A cat should be able to walk across the keyboard without interrupting your program
Does this sound like "validate client input"? Because it is. If you want to be fancy about it, you could say "don't trust client data any more than you absolutely have to." Either way, this is rock-solid advice.
You should not be building software where you're afraid to enter a number for a name, a letter in a date or (god help you because I've used garbage like this) click in a form while it's processing because something disastrous will happen.

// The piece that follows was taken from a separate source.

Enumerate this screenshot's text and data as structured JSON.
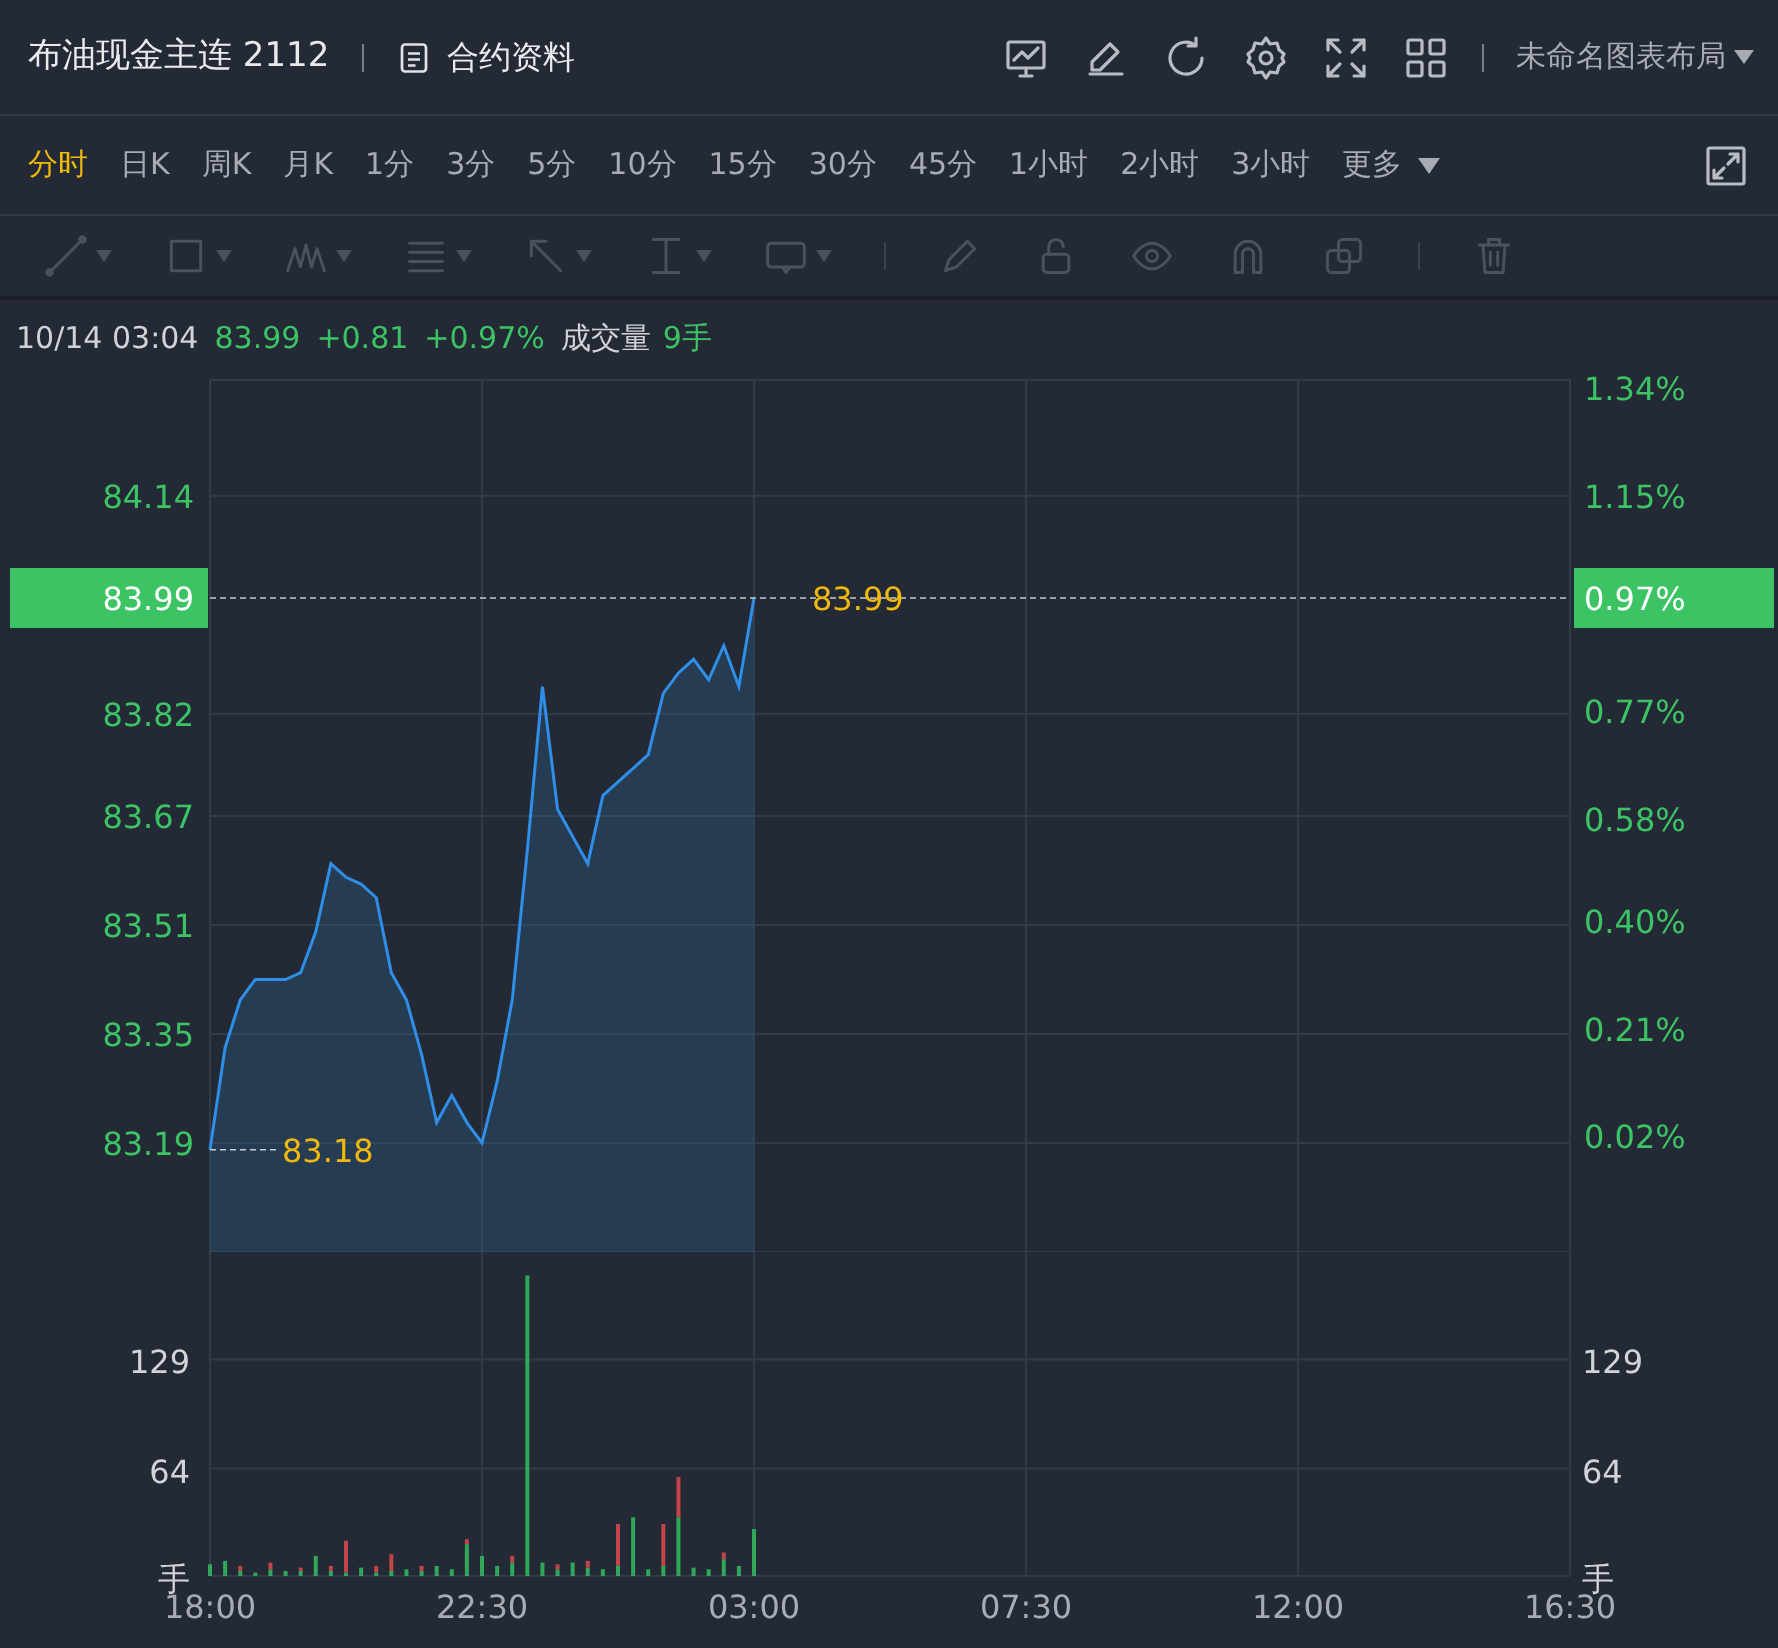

I also manage to not break this (most of the time). That said, when I do things like, say, set maximum lengths on input boxes on my pages and don't test the form data on the server side, I have a pang of guilt that I'm not really solving this properly (and I ignore it and move on).
When the dam breaks, work on the first problem first
The blogosphere will tell you that this is Tilton's law. When our programs would invariably break, I'd look at the jumble of garbage on the screen and start inventing ever more elaborate explanations for what just happened. Maybe I overwrote the video buffer with a whoosiwhatsit and flargened the backplane with a sympatasultic bitmask!
My teacher sat down and asked me what went wrong. I started to spout some nonsense about this and that. He listened to me for a minute, then stopped me and said "Why don't we start from the beginning and see where it leads us?" Surprise surprise, I'd made some bonehead mistake or other (but 17 years later, I couldn't tell you what).
This came back to haunt me just today. A hot issue that must be fixed now got dropped in my lap yesterday in an application that's kind of sort of orthogonal to the one that I develop and support. So I start looking into it, but I can't get it to run out of the box. I fight with it more and more and more and a day and a half gets burned making just about no progress as I'm trying to chase the downstream effects, waiting for them to lead me back to the cause.
We get on a conference call to talk about the status and I hear people say what they were trying to do (it had been e-mailed to me before) and it clicks - check the data setup.
I'd taken for granted that someone else had done this already, but lo and behold - it's wrong. 12 hours of wasted time could have been saved by 5 minutes of fact-checking.
It's easy to get caught up in Rube Goldberg contraptions to explain what could have gone wrong and on some perverse level kind of fun, but on another, it's more fun to start simple and fix the root problem rather than chasing a symptom.
I'm batting .500 or so. It's enough to get me to the big leagues, right?